Artikel 143h
„Klimaneutralität bis 2045“ als neues Staatsziel verankert?
Heftige Debatte im Bundestag: Ist das Ziel von null Netto-Emissionen bis 2045 künftig vor dem Bundesverfassungsgericht einklagbar? AfD und andere polemisieren.

© dpa/Bernd von Jutrczenka
Merz im Bundestag.
Von Michael Maier
Die geplanten Grundgesetzänderungen sorgen für kontroverse Diskussionen im Bundestag – nicht nur wegen neuer Schulden, sondern auch wegen der Formulierung „Klimaneutralität bis 20245“, die nach Verhandlungen mit den Grünen in Bezug auf Infrastruktur-Investitionen in den Antragstext aufgenommen wurde. Im Kern geht es um die Frage, ob dadurch im Grundgesetz im neuen Artikel 143h eine Zweckbindung für Investitionen festgelegt und ein verbindliches Staatsziel geschaffen wird.
Die Grünen feiern die Einigung als Erfolg. Für ihre Zustimmung zum 500-Milliarden-Schuldenpaket haben sie durchgesetzt, dass „Klimaneutralität bis 2045“ erstmals explizit in der Verfassung erwähnt wird. Der neue Artikel soll festlegen, dass der Bund ein Sondervermögen mit eigener Kreditermächtigung für zusätzliche Investitionen in Infrastruktur und zur Erreichung der Klimaneutralität bis 2045 errichten kann. Dem Wortlaut zufolge kann das Geld also sowohl allgemein in die Infrastruktur als auch in Investitionen zur Klimaneutralität fließen.
Merz relativiert „Klimaneutralität bis 2045“
CDU-Chef Friedrich Merz betonte im Bundestag, dies schaffe keinen neuen Verfassungsauftrag. Die Nennung der Jahreszahl 2045 entspreche lediglich den bereits bestehenden Vorgaben des Klimaschutzgesetzes. Zudem sei die Nachhaltigkeit seit 30 Jahren im Grundgesetz in Artikel 20a verankert, und das Bundesverfassungsgericht habe bereits 2021 ein Klimaschutz-Urteil gefällt.
An dieser Stelle kassierte der AfD-Abgeordnete Stephan Brandner einen Ordnungsruf, weil er gegen das Bundesverfassungsgericht polemisierte. Die Bild-Zeitung hatte in den letzten Tagen ebenfalls Stimmung gegen die vorgesehene Formulierung gemacht.
Staatsrechtler befürchtet „Hochrisikoaktion“
CSU-Chef Markus Söder sieht in den aktuellen Änderungen indes „definitiv“ kein neues Staatsziel.
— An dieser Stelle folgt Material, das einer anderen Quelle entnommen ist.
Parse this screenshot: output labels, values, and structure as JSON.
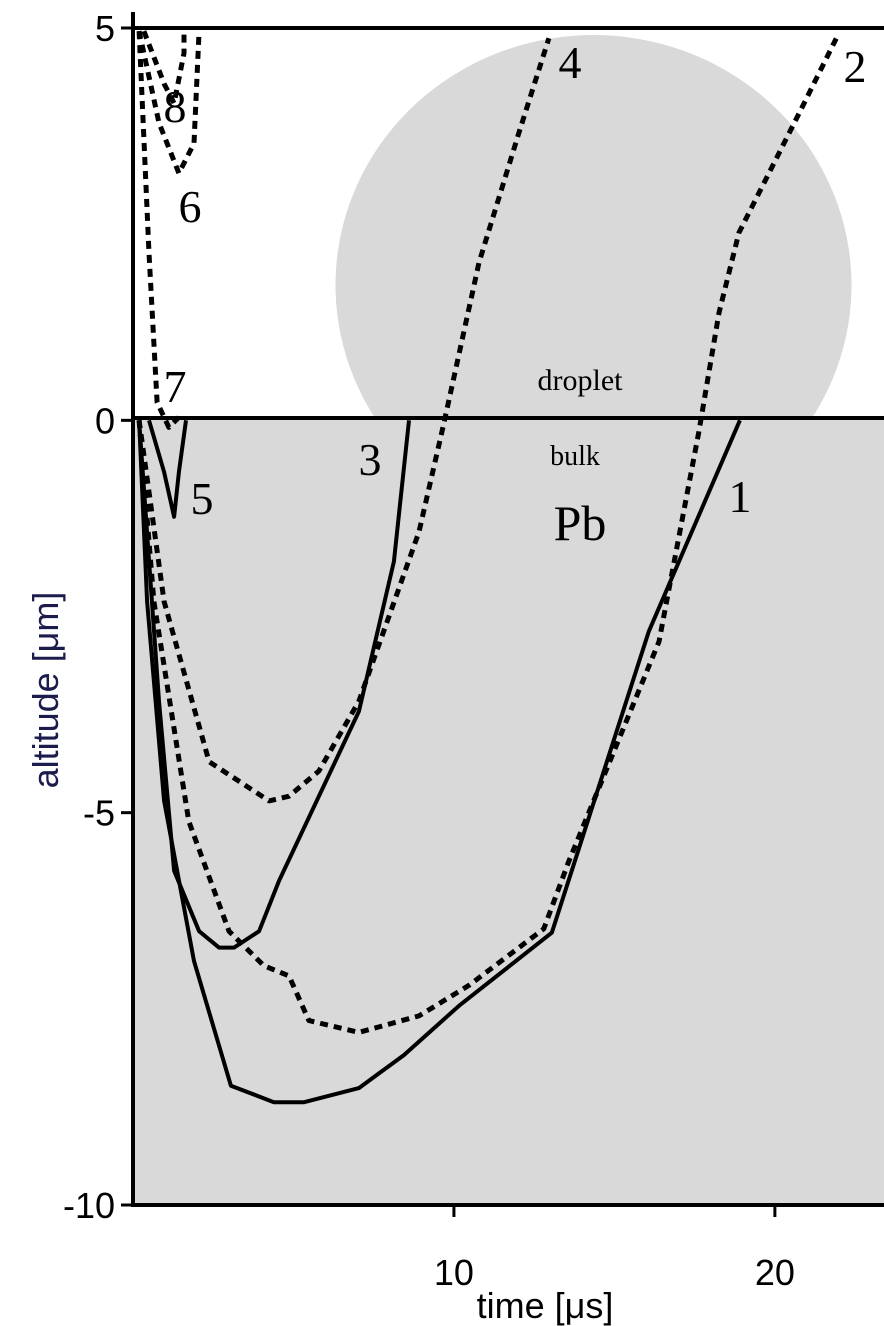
{
  "chart_data": {
    "type": "line",
    "x_label": "time [μs]",
    "y_label": "altitude [μm]",
    "annotations": [
      "droplet",
      "bulk",
      "Pb"
    ],
    "xlim": [
      0,
      23.4
    ],
    "xticks": [
      10,
      20
    ],
    "ylim": [
      -10,
      5
    ],
    "yticks": [
      -10,
      -5,
      0,
      5
    ],
    "series": [
      {
        "name": "1",
        "color": "#000000",
        "line_style": "solid",
        "x": [
          0.19,
          0.44,
          0.97,
          1.9,
          3.05,
          4.39,
          5.33,
          7.04,
          8.44,
          10.16,
          13.05,
          16.07,
          18.91
        ],
        "values": [
          0,
          -2.31,
          -4.85,
          -6.89,
          -8.48,
          -8.69,
          -8.69,
          -8.51,
          -8.09,
          -7.46,
          -6.53,
          -2.69,
          0
        ]
      },
      {
        "name": "2",
        "color": "#000000",
        "line_style": "dashed",
        "x": [
          0.19,
          0.65,
          1.74,
          2.99,
          4.08,
          4.86,
          5.48,
          7.04,
          8.91,
          10.47,
          12.8,
          13.58,
          16.39,
          17.63,
          18.26,
          18.88,
          20.75,
          21.99
        ],
        "values": [
          0,
          -2.31,
          -5.11,
          -6.51,
          -6.95,
          -7.08,
          -7.65,
          -7.8,
          -7.59,
          -7.2,
          -6.48,
          -5.62,
          -2.82,
          -0.15,
          1.37,
          2.39,
          3.91,
          4.93
        ]
      },
      {
        "name": "3",
        "color": "#000000",
        "line_style": "solid",
        "x": [
          0.19,
          0.81,
          1.28,
          2.06,
          2.68,
          3.15,
          3.93,
          4.55,
          7.04,
          8.13,
          8.6
        ],
        "values": [
          0,
          -3.58,
          -5.74,
          -6.51,
          -6.72,
          -6.72,
          -6.51,
          -5.87,
          -3.71,
          -1.8,
          0
        ]
      },
      {
        "name": "4",
        "color": "#000000",
        "line_style": "dashed",
        "x": [
          0.19,
          0.97,
          2.37,
          4.24,
          4.86,
          5.79,
          7.04,
          8.91,
          9.69,
          10.78,
          12.02,
          12.96
        ],
        "values": [
          0,
          -2.31,
          -4.35,
          -4.85,
          -4.79,
          -4.47,
          -3.58,
          -1.42,
          -0.03,
          2.01,
          3.66,
          4.87
        ]
      },
      {
        "name": "5",
        "color": "#000000",
        "line_style": "solid",
        "x": [
          0.5,
          0.97,
          1.28,
          1.43,
          1.65
        ],
        "values": [
          0,
          -0.66,
          -1.23,
          -0.66,
          0
        ]
      },
      {
        "name": "6",
        "color": "#000000",
        "line_style": "dashed",
        "x": [
          0.19,
          0.81,
          1.43,
          1.9,
          2.06
        ],
        "values": [
          4.96,
          3.79,
          3.15,
          3.53,
          4.96
        ]
      },
      {
        "name": "7",
        "color": "#000000",
        "line_style": "dashed",
        "x": [
          0.19,
          0.5,
          0.75,
          1.12,
          1.43
        ],
        "values": [
          4.96,
          2.13,
          0.23,
          -0.09,
          0.04
        ]
      },
      {
        "name": "8",
        "color": "#000000",
        "line_style": "dashed",
        "x": [
          0.34,
          0.97,
          1.28,
          1.59,
          1.59
        ],
        "values": [
          4.96,
          4.29,
          4.04,
          4.68,
          4.96
        ]
      }
    ]
  }
}
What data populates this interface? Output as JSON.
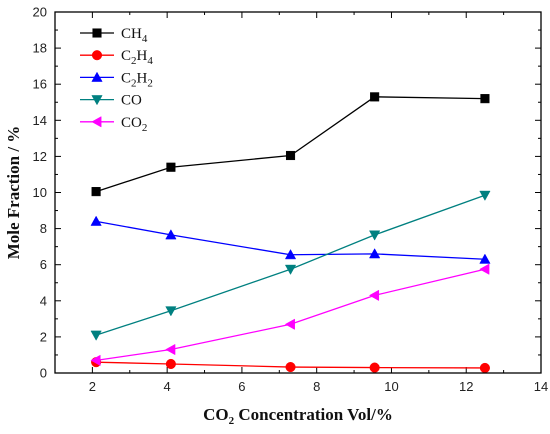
{
  "chart_data": {
    "type": "line",
    "title": "",
    "xlabel": {
      "main": "CO",
      "sub": "2",
      "rest": " Concentration Vol/%"
    },
    "ylabel": "Mole Fraction / %",
    "xlim": [
      1,
      14
    ],
    "ylim": [
      0,
      20
    ],
    "xticks": [
      "2",
      "4",
      "6",
      "8",
      "10",
      "12",
      "14"
    ],
    "yticks": [
      "0",
      "2",
      "4",
      "6",
      "8",
      "10",
      "12",
      "14",
      "16",
      "18",
      "20"
    ],
    "grid": false,
    "legend_position": "top-left",
    "series": [
      {
        "label_main": "CH",
        "label_sub": "4",
        "color": "#000000",
        "marker": "square",
        "x": [
          2.1,
          4.1,
          7.3,
          9.55,
          12.5
        ],
        "y": [
          10.05,
          11.4,
          12.05,
          15.3,
          15.2
        ]
      },
      {
        "label_main": "C",
        "label_sub": "2",
        "label_main2": "H",
        "label_sub2": "4",
        "color": "#ff0000",
        "marker": "circle",
        "x": [
          2.1,
          4.1,
          7.3,
          9.55,
          12.5
        ],
        "y": [
          0.6,
          0.5,
          0.33,
          0.3,
          0.28
        ]
      },
      {
        "label_main": "C",
        "label_sub": "2",
        "label_main2": "H",
        "label_sub2": "2",
        "color": "#0000ff",
        "marker": "triangle-up",
        "x": [
          2.1,
          4.1,
          7.3,
          9.55,
          12.5
        ],
        "y": [
          8.4,
          7.65,
          6.55,
          6.6,
          6.3
        ]
      },
      {
        "label_main": "CO",
        "label_sub": "",
        "color": "#008080",
        "marker": "triangle-down",
        "x": [
          2.1,
          4.1,
          7.3,
          9.55,
          12.5
        ],
        "y": [
          2.1,
          3.45,
          5.75,
          7.65,
          9.85
        ]
      },
      {
        "label_main": "CO",
        "label_sub": "2",
        "color": "#ff00ff",
        "marker": "triangle-left",
        "x": [
          2.1,
          4.1,
          7.3,
          9.55,
          12.5
        ],
        "y": [
          0.7,
          1.3,
          2.7,
          4.3,
          5.75
        ]
      }
    ]
  }
}
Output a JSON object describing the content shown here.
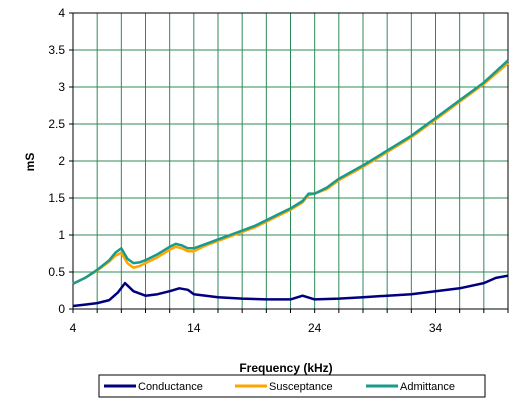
{
  "chart_data": {
    "type": "line",
    "title": "",
    "xlabel": "Frequency (kHz)",
    "ylabel": "mS",
    "xlim": [
      4,
      40
    ],
    "ylim": [
      0,
      4
    ],
    "x_ticks": [
      4,
      14,
      24,
      34
    ],
    "y_ticks": [
      0,
      0.5,
      1,
      1.5,
      2,
      2.5,
      3,
      3.5,
      4
    ],
    "y_tick_labels": [
      "0",
      "0.5",
      "1",
      "1.5",
      "2",
      "2.5",
      "3",
      "3.5",
      "4"
    ],
    "grid": true,
    "grid_color": "#2e8b57",
    "legend_position": "bottom",
    "series": [
      {
        "name": "Conductance",
        "color": "#00007f",
        "x": [
          4,
          5,
          6,
          7,
          7.7,
          8.3,
          9,
          10,
          11,
          12,
          12.8,
          13.5,
          14,
          15,
          16,
          18,
          20,
          22,
          23,
          24,
          26,
          28,
          30,
          32,
          34,
          36,
          38,
          39,
          40
        ],
        "y": [
          0.04,
          0.06,
          0.08,
          0.12,
          0.22,
          0.35,
          0.24,
          0.18,
          0.2,
          0.24,
          0.28,
          0.26,
          0.2,
          0.18,
          0.16,
          0.14,
          0.13,
          0.13,
          0.18,
          0.13,
          0.14,
          0.16,
          0.18,
          0.2,
          0.24,
          0.28,
          0.35,
          0.42,
          0.45
        ]
      },
      {
        "name": "Susceptance",
        "color": "#ffa500",
        "x": [
          4,
          5,
          6,
          7,
          7.5,
          8,
          8.5,
          9,
          9.5,
          10,
          11,
          12,
          12.5,
          13,
          13.5,
          14,
          15,
          16,
          17,
          18,
          19,
          20,
          21,
          22,
          23,
          23.5,
          24,
          25,
          26,
          28,
          30,
          32,
          34,
          36,
          38,
          40
        ],
        "y": [
          0.34,
          0.42,
          0.52,
          0.64,
          0.72,
          0.76,
          0.62,
          0.56,
          0.58,
          0.62,
          0.7,
          0.8,
          0.84,
          0.82,
          0.78,
          0.78,
          0.86,
          0.92,
          0.98,
          1.04,
          1.1,
          1.18,
          1.26,
          1.34,
          1.44,
          1.54,
          1.56,
          1.62,
          1.74,
          1.92,
          2.12,
          2.32,
          2.56,
          2.8,
          3.04,
          3.32
        ]
      },
      {
        "name": "Admittance",
        "color": "#1a9a8a",
        "x": [
          4,
          5,
          6,
          7,
          7.5,
          8,
          8.5,
          9,
          9.5,
          10,
          11,
          12,
          12.5,
          13,
          13.5,
          14,
          15,
          16,
          17,
          18,
          19,
          20,
          21,
          22,
          23,
          23.5,
          24,
          25,
          26,
          28,
          30,
          32,
          34,
          36,
          38,
          40
        ],
        "y": [
          0.34,
          0.42,
          0.53,
          0.66,
          0.76,
          0.82,
          0.68,
          0.62,
          0.63,
          0.66,
          0.74,
          0.84,
          0.88,
          0.86,
          0.82,
          0.82,
          0.88,
          0.94,
          1.0,
          1.06,
          1.12,
          1.2,
          1.28,
          1.36,
          1.46,
          1.56,
          1.56,
          1.64,
          1.76,
          1.94,
          2.14,
          2.34,
          2.58,
          2.82,
          3.06,
          3.36
        ]
      }
    ]
  }
}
Verfassungsrechtler sind laut Medienberichten geteilter Meinung. Der Jurist Dietrich Murswiek sieht zwar ebenfalls nur eine mögliche Zweckbestimmung für einen Teil der Investitionen, warnt aber vor einer „Knebelung auf Umwegen“: Deutschland könnte durch die neue Formulierung an das Ziel 2045 gebunden bleiben, selbst wenn die EU ihren Zeitplan ändert. Der Augsburger Staatsrechtler Josef Franz Lindner spricht von einer „verfassungsrechtlichen Hochrisikoaktion“, so die Neue Zürcher Zeitung.
Klimaneutralität bis 2045 hat hohen Preis
Für die Wirtschaft steht viel auf dem Spiel. Ein forcierter Weg zur Klimaneutralität bis 2045 statt 2050 könnte laut Berechnungen zusätzliche Kosten von einer Billion Euro verursachen, heißt es. Kritiker warnen vor einer drohenden Deindustrialisierung durch weiter steigende Energiekosten.
Die praktische Bedeutung der Grundgesetzänderung wird sich erst in der Rechtsprechung zeigen, glauben Beobachter. Umweltverbände könnten versuchen, aus der Formulierung weitreichende Pflichten abzuleiten - und diese dann höchstrichterlich einklagen. Wer über Wege zum Klimaschutz diskutieren will oder gar dessen Sinn bezweifelt, könnte dann womöglich als Verfassungsfeind abgestempelt werden, so die Befürchtung.